Southern Secession

  •  Southerners felt that the laws favored the Northern economy and were designed to slowly stifle the South out of existence. The Fugitive Slave Law of 1850 was one of the only pieces of legislation clearly in favor of the South. It meant that Northerners in free states were obligated, regardless of their feelings towards slavery, to turn escaped slaves who had made it North back over to their Southern masters.
  • Northerners strongly resented the law and it was one of the inspirations for the publishing of Harriet Beecher Stowe’s Uncle Tom’s Cabin in 1852.

  • Non-violent attempts at resolution culminated in violence in 1859 when Northern abolitionist John Brown abandoned discussion and took direct action in a raid on the arsenal at Harpers Ferry, Virginia. Though unsuccessful, the raid confirmed Southern fears of a Northern conspiracy to end slavery.

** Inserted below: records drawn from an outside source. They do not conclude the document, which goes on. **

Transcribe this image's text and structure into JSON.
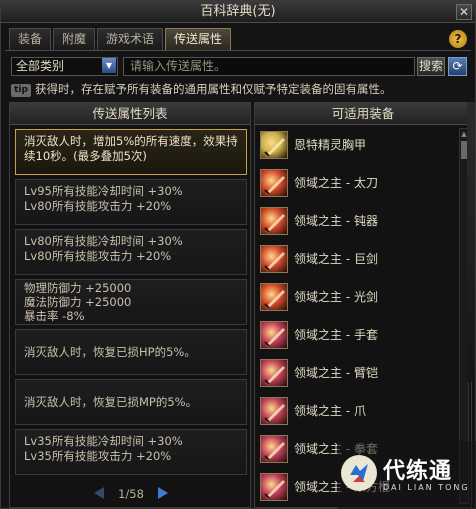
{
  "window": {
    "title": "百科辞典(无)",
    "close_glyph": "✕"
  },
  "tabs": [
    {
      "label": "装备",
      "active": false
    },
    {
      "label": "附魔",
      "active": false
    },
    {
      "label": "游戏术语",
      "active": false
    },
    {
      "label": "传送属性",
      "active": true
    }
  ],
  "help": {
    "glyph": "?"
  },
  "filter": {
    "category_value": "全部类别",
    "search_placeholder": "请输入传送属性。",
    "search_button": "搜索",
    "refresh_glyph": "⟳"
  },
  "tip": {
    "badge": "tip",
    "text": "获得时，存在赋予所有装备的通用属性和仅赋予特定装备的固有属性。"
  },
  "left_panel": {
    "header": "传送属性列表",
    "items": [
      {
        "lines": [
          "消灭敌人时，增加5%的所有速度，效果持续10秒。(最多叠加5次)"
        ],
        "selected": true
      },
      {
        "lines": [
          "Lv95所有技能冷却时间 +30%",
          "Lv80所有技能攻击力 +20%"
        ],
        "selected": false
      },
      {
        "lines": [
          "Lv80所有技能冷却时间 +30%",
          "Lv80所有技能攻击力 +20%"
        ],
        "selected": false
      },
      {
        "lines": [
          "物理防御力 +25000",
          "魔法防御力 +25000",
          "暴击率 -8%"
        ],
        "selected": false
      },
      {
        "lines": [
          "消灭敌人时，恢复已损HP的5%。"
        ],
        "selected": false
      },
      {
        "lines": [
          "消灭敌人时，恢复已损MP的5%。"
        ],
        "selected": false
      },
      {
        "lines": [
          "Lv35所有技能冷却时间 +30%",
          "Lv35所有技能攻击力 +20%"
        ],
        "selected": false
      }
    ],
    "pager": {
      "current": 1,
      "total": 58,
      "text": "1/58"
    }
  },
  "right_panel": {
    "header": "可适用装备",
    "items": [
      {
        "name": "恩特精灵胸甲",
        "icon": "chest-armor-icon",
        "color": "#c9b04a"
      },
      {
        "name": "领域之主 - 太刀",
        "icon": "katana-icon",
        "color": "#d04a2a"
      },
      {
        "name": "领域之主 - 钝器",
        "icon": "blunt-weapon-icon",
        "color": "#d04a2a"
      },
      {
        "name": "领域之主 - 巨剑",
        "icon": "greatsword-icon",
        "color": "#d04a2a"
      },
      {
        "name": "领域之主 - 光剑",
        "icon": "lightsaber-icon",
        "color": "#d04a2a"
      },
      {
        "name": "领域之主 - 手套",
        "icon": "gauntlet-icon",
        "color": "#c0405a"
      },
      {
        "name": "领域之主 - 臂铠",
        "icon": "arm-guard-icon",
        "color": "#c0405a"
      },
      {
        "name": "领域之主 - 爪",
        "icon": "claw-icon",
        "color": "#c0405a"
      },
      {
        "name": "领域之主 - 拳套",
        "icon": "knuckle-icon",
        "color": "#c0405a"
      },
      {
        "name": "领域之主 - 东方棍",
        "icon": "staff-icon",
        "color": "#c0405a"
      }
    ]
  },
  "watermark": {
    "text": "代练通",
    "sub": "DAI LIAN TONG"
  }
}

  • When anti-slavery Republican Abraham Lincoln won the presidential election in 1860, Southerners were sure that the North meant to take away their right to govern themselves, abolish slavery, and destroy the Southern economy.
  • Having exhausted their legal and political options, they felt that the only way to protect themselves from this Northern assault was to no longer be a part of the United States of America.
  • Although the Southern states seceded separately, without intending to form a new nation, they soon banded together in a loose coalition.
  • Northerners, however, led by Abraham Lincoln, viewed secession as an illegal act. The Confederate States of America was not a new country, they felt, but a group of treasonous rebels.